Dans un rapport incendiaire adopté à la quasi-unanimité en 2004 (deux voix contre), l’Académie nationale de médecine a dénoncé « l’illégalité totale » des produits homéopathiques, au motif qu’ils sont « présentés abusivement comme efficaces dans des secteurs variés », alors que le Code de la santé spécifie qu’un médicament doit présenter un intérêt thérapeutique, preuves par essais cliniques et pharmacologiques à la clé.
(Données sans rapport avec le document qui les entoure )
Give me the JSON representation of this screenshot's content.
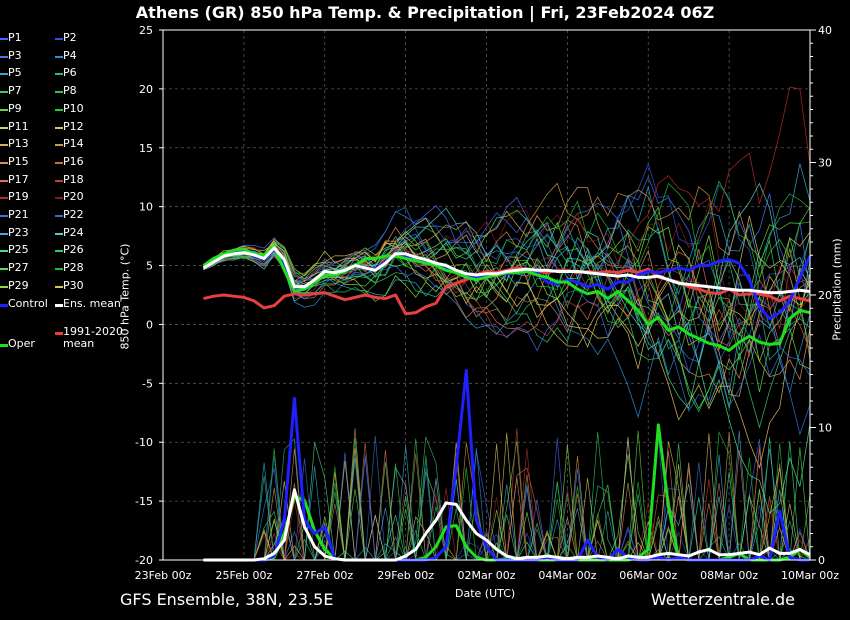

Et l’Académie d’emboîter le pas à la Commission de la transparence de l’AFSSAPS (Agence française de sécurité sanitaire des produits de santé) en demandant le déremboursement des produits homéopathiques. Au demeurant, l’économie pour la CNAM ne comblerait pas le déficit de l’assurance-maladie (lire encadré).
73 % de taux de confiance
Et pourtant, les cabinets des 3 581 homéopathes inscrits au CNOM ne désemplissent pas. En 1982, 16 % des Français déclaraient avoir recours au moins occasionnellement à l’homéopathie. 25 ans plus tard, 58 % des mères de famille ont laissé des granules fondre sous la langue de leurs enfants au cours des 12 derniers mois (enquête BVA pour Dolisos). Toutes les études réalisées en France le confirment. À la question « Faites-vous confiance à l’homéopathie ? », 52,9 % répondent « oui », contre 36,3 % qui disent « non » (sondage IPSOS pour Boiron 2016). Un score approchant celui enregistré par le site du CISS, 66millionsdimpatients.org, avec 64 % de oui et 36 % de non.
Le sondage IPSOS réalisé pour Boiron en 2016 mesure même un niveau de confiance en hausse de deux points par rapport à la précédente enquête, à 73 %. Un chiffre d’autant plus remarquable que, dans le même temps, l’Observatoire sociétal du médicament, créé par le LEEM (les entreprises du médicament, dont Boiron, leader mondial du médicament homéopathique, est adhérent) observe dans sa dernière livraison (octobre 2016) une « baisse de l’intensité de la confiance qui se répercute sur tous les types de médicaments, à l’exception de l’homéopathie » : 73 % des personnes interrogées déclarent avoir « tout à fait confiance » dans l’homéopathie (+ 2 %), contre 20 % qui ne lui font pas confiance (- 1 %), alors que l’Observatoire constate une défiance qui progresse à l’égard des vaccins (69 %, en baisse de 2 %) de même qu’envers les antibiotiques (68 %). Et dans le top 10 des médicaments d’automédication les plus vendus, Oscillococcinum, en progression de 25 %, talonne désormais le leader Doliprane. Instruit en haut lieu médical, le procès de l’homéopathie n’est décidément pas à l’ordre du jour.